Rich White People Self-Segregate More in Philly ’Burbs Than Most Anywhere Else

Is the concentration of wealth in Philly's suburbs eroding empathy for poor city residents?

Researchers from the University of Minnesota mapped where wealthy white people cluster, as well as where poor people of color are concentrated, in 15 of the country’s biggest metropolitan areas.

They found that the Philadelphia region has 70 “racially concentrated areas of affluence,” the second-highest amount out of the 15 locations that were studied. Boston was No. 1, with 77 areas of concentrated affluence.

All of the areas of concentrated affluence (seen in red in the images below) are situated in Philly’s suburbs.
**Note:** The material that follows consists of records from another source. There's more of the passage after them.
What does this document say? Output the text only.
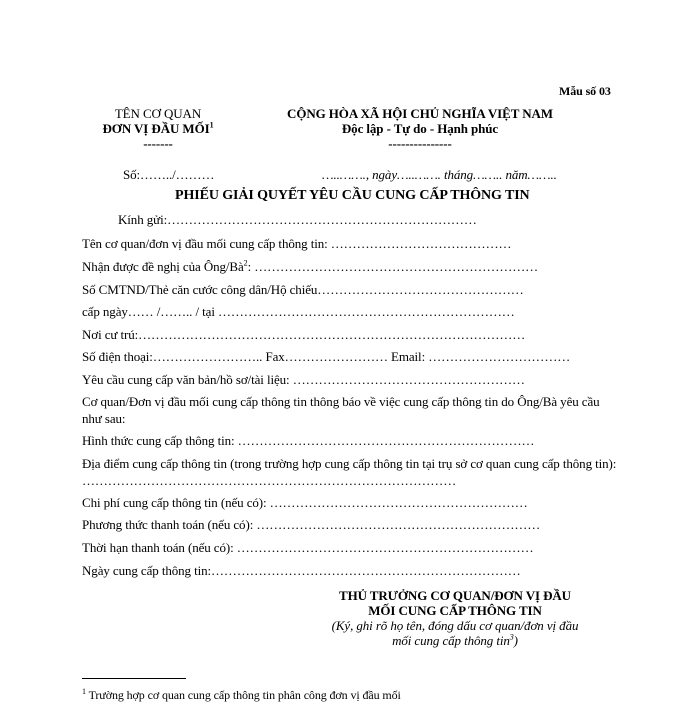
Mẫu số 03
TÊN CƠ QUAN
ĐƠN VỊ ĐẦU MỐI$^1$
-------
CỘNG HÒA XÃ HỘI CHỦ NGHĨA VIỆT NAM
Độc lập - Tự do - Hạnh phúc
---------------
Số:……../………	…..……., ngày…..……. tháng…….. năm……..
PHIẾU GIẢI QUYẾT YÊU CẦU CUNG CẤP THÔNG TIN
Kính gửi:………………………………………………………………
Tên cơ quan/đơn vị đầu mối cung cấp thông tin: ……………………………………
Nhận được đề nghị của Ông/$Bà^2$: …………………………………………………………
Số CMTND/Thẻ căn cước công dân/Hộ chiếu…………………………………………
cấp ngày…… /…….. / tại ……………………………………………………………
Nơi cư trú:………………………………………………………………………………
Số điện thoại:…………………….. Fax…………………… Email: ……………………………
Yêu cầu cung cấp văn bản/hồ sơ/tài liệu: ………………………………………………
Cơ quan/Đơn vị đầu mối cung cấp thông tin thông báo về việc cung cấp thông tin do Ông/Bà yêu cầu như sau:
Hình thức cung cấp thông tin: ……………………………………………………………
Địa điểm cung cấp thông tin (trong trường hợp cung cấp thông tin tại trụ sở cơ quan cung cấp thông tin): ……………………………………………………………………………
Chi phí cung cấp thông tin (nếu có): ……………………………………………………
Phương thức thanh toán (nếu có): …………………………………………………………
Thời hạn thanh toán (nếu có): ……………………………………………………………
Ngày cung cấp thông tin:………………………………………………………………
THỦ TRƯỞNG CƠ QUAN/ĐƠN VỊ ĐẦU
MỐI CUNG CẤP THÔNG TIN
(Ký, ghi rõ họ tên, đóng dấu cơ quan/đơn vị đầu
mối cung cấp thông tin$^3$)
$^1$ Trường hợp cơ quan cung cấp thông tin phân công đơn vị đầu mối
Conversely, the Philly metro has 86 “racially concentrated areas of poverty” (seen in blue below), nearly all of which are located in the city.

Courtesy of X

Courtesy of Ed Goetz, Tony Damiano and Jason Hicks

In the working paper, the researchers defined “racially concentrated areas of affluence” as places where at least 90 percent of residents are white and the median income is four times the federal poverty level or more. “Racially concentrated areas of poverty” are those where more than 40 percent of the population lives below the poverty line and more than half of residents are non-white.

Could concentrated wealth make it more difficult for regions to address major problems, such as poverty and unemployment? Ed Goetz, a co-author of the paper, said segregation “can erode a sense of common destiny, and it can erode a sense of empathy for others.”

Goetz also told CityLab that government policy has often “focused on the concentration of poverty,” which has “shielded the other end of the spectrum from scrutiny — to the point where we think segregation of whites is normal.”